A typical Python snippet for creating a vector with NumPy might look like this:

```python
import numpy as np
x = np.array([25, 3])
```

Note that one-dimensional arrays in NumPy may require extra dimensions (e.g., using nested brackets) for operations like transposition to take effect.

---

## Vector Operations and Norms

Vectors not only indicate a point in space but also carry magnitude and direction. A common operation is **transposition**, which turns a row vector into a column vector (and vice versa). In notation, the transpose of vector $\mathbf{x}$ is written as

$$
\mathbf{x}^T.
$$

### Norms

Norms are functions that measure the "length" or "magnitude" of a vector. Some common norms include:

- **L2 Norm (Euclidean Norm):**

$$
\| \mathbf{x} \|_2 = \sqrt{\sum_{i} x_i^2}
$$

- **L1 Norm:**

$$
\| \mathbf{x} \|_1 = \sum_{i} |x_i|
$$

- **Squared L2 Norm:**

$$
\| \mathbf{x} \|_2^2 = \sum_{i} x_i^2
$$

- **Max Norm (Infinity Norm):**

$$
\| \mathbf{x} \|_\infty = \max_i |x_i|
$$

These norms are fundamental in various machine learning tasks—for example, in regularizing regression models or measuring distances in high-dimensional spaces.

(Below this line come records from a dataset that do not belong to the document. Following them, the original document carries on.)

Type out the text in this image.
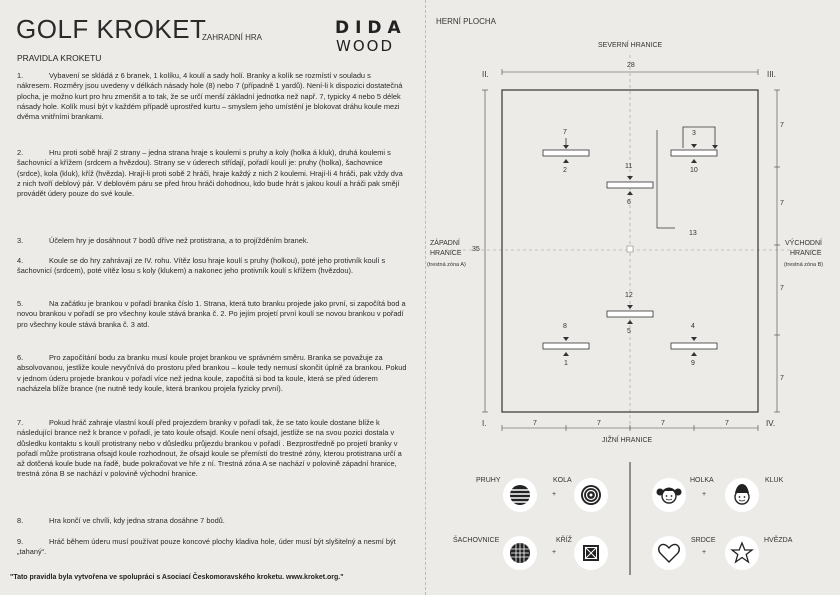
GOLF KROKET
ZAHRADNÍ HRA	DIDA
WOOD
PRAVIDLA KROKETU
1.	Vybavení se skládá z 6 branek, 1 kolíku, 4 koulí a sady holí. Branky a kolík se rozmístí v souladu s nákresem. Rozměry jsou uvedeny v délkách násady hole (8) nebo 7 (případně 1 yardů). Není-li k dispozici dostatečná plocha, je možno kurt pro hru zmenšit a to tak, že se určí menší základní jednotka než např. 7, typicky 4 nebo 5 délek násady hole. Kolík musí být v každém případě uprostřed kurtu – smyslem jeho umístění je blokovat dráhu koule mezi dvěma vnitřními brankami.
2.	Hru proti sobě hrají 2 strany – jedna strana hraje s koulemi s pruhy a koly (holka á kluk), druhá koulemi s šachovnicí a křížem (srdcem a hvězdou). Strany se v úderech střídají, pořadí koulí je: pruhy (holka), šachovnice (srdce), kola (kluk), kříž (hvězda). Hrají-li proti sobě 2 hráči, hraje každý z nich 2 koulemi. Hrají-li 4 hráči, pak vždy dva z nich tvoří deblový pár. V deblovém páru se před hrou hráči dohodnou, kdo bude hrát s jakou koulí a hráči pak smějí provádět údery pouze do své koule.
3.	Účelem hry je dosáhnout 7 bodů dříve než protistrana, a to projížděním branek.
4.	Koule se do hry zahrávají ze IV. rohu. Vítěz losu hraje koulí s pruhy (holkou), poté jeho protivník koulí s šachovnicí (srdcem), poté vítěz losu s koly (klukem) a nakonec jeho protivník koulí s křížem (hvězdou).
5.	Na začátku je brankou v pořadí branka číslo 1. Strana, která tuto branku projede jako první, si započítá bod a novou brankou v pořadí se pro všechny koule stává branka č. 2. Po jejím projetí první koulí se novou brankou v pořadí pro všechny koule stává branka č. 3 atd.
6.	Pro započítání bodu za branku musí koule projet brankou ve správném směru. Branka se považuje za absolvovanou, jestliže koule nevyčnívá do prostoru před brankou – koule tedy nemusí skončit úplně za brankou. Pokud v jednom úderu projede brankou v pořadí více než jedna koule, započítá si bod ta koule, která se před úderem nacházela blíže brance (ne nutně tedy koule, která brankou projela fyzicky první).
7.	Pokud hráč zahraje vlastní koulí před projezdem branky v pořadí tak, že se tato koule dostane blíže k následující brance než k brance v pořadí, je tato koule ofsajd. Koule není ofsajd, jestliže se na svou pozici dostala v důsledku kontaktu s koulí protistrany nebo v důsledku průjezdu brankou v pořadí . Bezprostředně po projetí branky v pořadí může protistrana ofsajd koule rozhodnout, že ofsajd koule se přemístí do trestné zóny, kterou protistrana určí a až dotčená koule bude na řadě, bude pokračovat ve hře z ní. Trestná zóna A se nachází v polovině západní hranice, trestná zóna B se nachází v polovině východní hranice.
8.	Hra končí ve chvíli, kdy jedna strana dosáhne 7 bodů.
9.	Hráč během úderu musí používat pouze koncové plochy kladiva hole, úder musí být slyšitelný a nesmí být „tahaný“.
"Tato pravidla byla vytvořena ve spolupráci s Asociací Českomoravského kroketu. www.kroket.org."
HERNÍ PLOCHA
SEVERNÍ HRANICE
JIŽNÍ HRANICE
ZÁPADNÍ
HRANICE
(trestná zóna A)
VÝCHODNÍ
HRANICE
(trestná zóna B)
II.	III.
I.	IV.
28
35
7
7
7
7
7	7	7	7
7
2
11
6
3
10
12
5
8
1
4
9
13
PRUHY	KOLA	HOLKA	KLUK
ŠACHOVNICE	KŘÍŽ	SRDCE	HVĚZDA
+	+
+	+
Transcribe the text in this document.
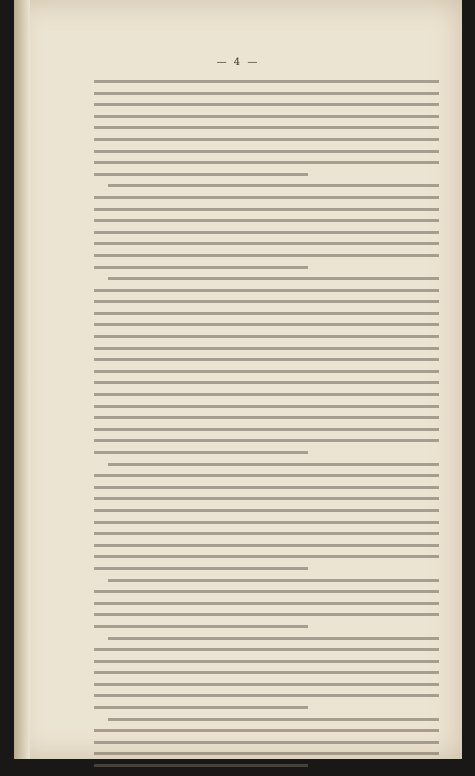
— 4 —
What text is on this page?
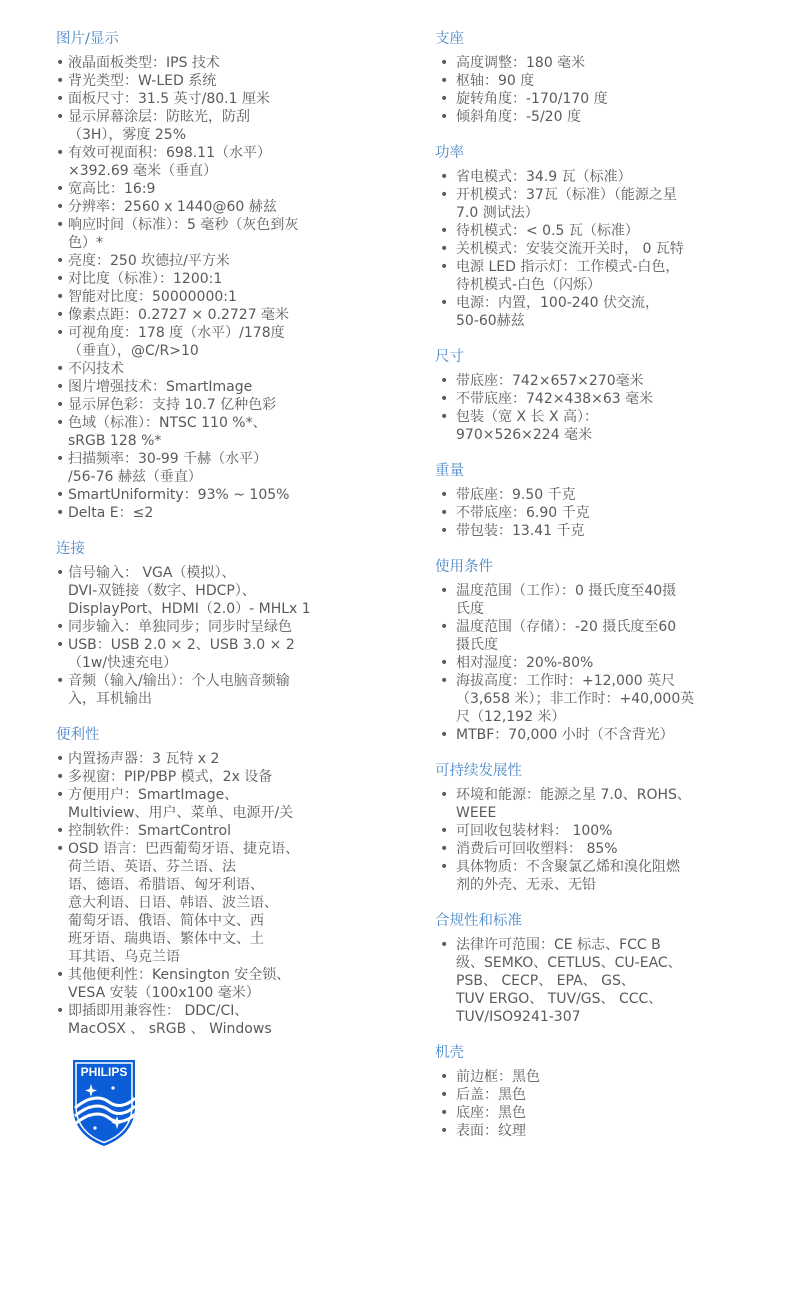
图片/显示
• 液晶面板类型：IPS 技术
• 背光类型：W-LED 系统
• 面板尺寸：31.5 英寸/80.1 厘米
• 显示屏幕涂层：防眩光，防刮
（3H），雾度 25%
• 有效可视面积：698.11（水平）
×392.69 毫米（垂直）
• 宽高比：16:9
• 分辨率：2560 x 1440@60 赫兹
• 响应时间（标准）：5 毫秒（灰色到灰
色）*
• 亮度：250 坎德拉/平方米
• 对比度（标准）：1200:1
• 智能对比度：50000000:1
• 像素点距：0.2727 × 0.2727 毫米
• 可视角度：178 度（水平）/178度
（垂直），@C/R>10
• 不闪技术
• 图片增强技术：SmartImage
• 显示屏色彩：支持 10.7 亿种色彩
• 色域（标准）：NTSC 110 %*、
sRGB 128 %*
• 扫描频率：30-99 千赫（水平）
/56-76 赫兹（垂直）
• SmartUniformity：93% ~ 105%
• Delta E：≤2
连接
• 信号输入： VGA（模拟）、
DVI-双链接（数字、HDCP）、
DisplayPort、HDMI（2.0）- MHLx 1
• 同步输入：单独同步；同步时呈绿色
• USB：USB 2.0 × 2、USB 3.0 × 2
（1w/快速充电）
• 音频（输入/输出）：个人电脑音频输
入，耳机输出
便利性
• 内置扬声器：3 瓦特 x 2
• 多视窗：PIP/PBP 模式，2x 设备
• 方便用户：SmartImage、
Multiview、用户、菜单、电源开/关
• 控制软件：SmartControl
• OSD 语言：巴西葡萄牙语、捷克语、
荷兰语、英语、芬兰语、法
语、德语、希腊语、匈牙利语、
意大利语、日语、韩语、波兰语、
葡萄牙语、俄语、简体中文、西
班牙语、瑞典语、繁体中文、土
耳其语、乌克兰语
• 其他便利性：Kensington 安全锁、
VESA 安装（100x100 毫米）
• 即插即用兼容性： DDC/CI、
MacOSX 、 sRGB 、 Windows
支座
• 高度调整：180 毫米
• 枢轴：90 度
• 旋转角度：-170/170 度
• 倾斜角度：-5/20 度
功率
• 省电模式：34.9 瓦（标准）
• 开机模式：37瓦（标准）（能源之星
7.0 测试法）
• 待机模式：< 0.5 瓦（标准）
• 关机模式：安装交流开关时， 0 瓦特
• 电源 LED 指示灯：工作模式-白色，
待机模式-白色（闪烁）
• 电源：内置，100-240 伏交流，
50-60赫兹
尺寸
• 带底座：742×657×270毫米
• 不带底座：742×438×63 毫米
• 包装（宽 X 长 X 高）：
970×526×224 毫米
重量
• 带底座：9.50 千克
• 不带底座：6.90 千克
• 带包装：13.41 千克
使用条件
• 温度范围（工作）：0 摄氏度至40摄
氏度
• 温度范围（存储）：-20 摄氏度至60
摄氏度
• 相对湿度：20%-80%
• 海拔高度：工作时：+12,000 英尺
（3,658 米）；非工作时：+40,000英
尺（12,192 米）
• MTBF：70,000 小时（不含背光）
可持续发展性
• 环境和能源：能源之星 7.0、ROHS、
WEEE
• 可回收包装材料： 100%
• 消费后可回收塑料： 85%
• 具体物质：不含聚氯乙烯和溴化阻燃
剂的外壳、无汞、无铅
合规性和标准
• 法律许可范围：CE 标志、FCC B
级、SEMKO、CETLUS、CU-EAC、
PSB、 CECP、 EPA、 GS、
TUV ERGO、 TUV/GS、 CCC、
TUV/ISO9241-307
机壳
• 前边框：黑色
• 后盖：黑色
• 底座：黑色
• 表面：纹理
PHILIPS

A **unit vector** is a special vector whose L2 norm is equal to 1:

$$
\| \mathbf{u} \|_2 = 1.
$$

---

## Special Vectors: Basis, Orthogonal, and Orthonormal

In any vector space, certain vectors serve as building blocks:

- **Basis Vectors:**  
  Typically chosen as unit vectors along the axes, they allow any vector in the space to be represented as a linear combination. For a 2D space, the common basis vectors are

  $$
  \mathbf{i} = \begin{bmatrix} 1 \\ 0 \end{bmatrix}, \quad \mathbf{j} = \begin{bmatrix} 0 \\ 1 \end{bmatrix}.
  $$

- **Orthogonal Vectors:**  
  Two vectors are orthogonal if their dot product is zero,

  $$
  \mathbf{x} \cdot \mathbf{y} = 0,
  $$

  meaning they are at a right angle to one another.

- **Orthonormal Vectors:**  
  Vectors that are both orthogonal and of unit length. Basis vectors in Euclidean spaces are typically orthonormal.

---

## Matrices and High-Dimensional Tensors

A **matrix** is a two-dimensional tensor. In standard notation, matrices are denoted by uppercase bold letters (e.g., $\mathbf{X}$) with elements $x_{ij}$ where $i$ indicates the row and $j$ the column. For example, a matrix with three rows and two columns has the shape (3, 2).

Slicing operations allow you to extract entire rows or columns:

- **Entire row:** $\mathbf{X}[i, :]$
- **Entire column:** $\mathbf{X}[:, j]$

Higher-dimensional tensors extend these concepts. For instance, in deep learning, a common 4D tensor for image data has the shape:

$$
(\text{batch size}, \text{height}, \text{width}, \text{channels})
$$

A batch of 32 images with dimensions 28×28 pixels and 3 color channels would be represented as a tensor of shape $(32, 28, 28, 3)$.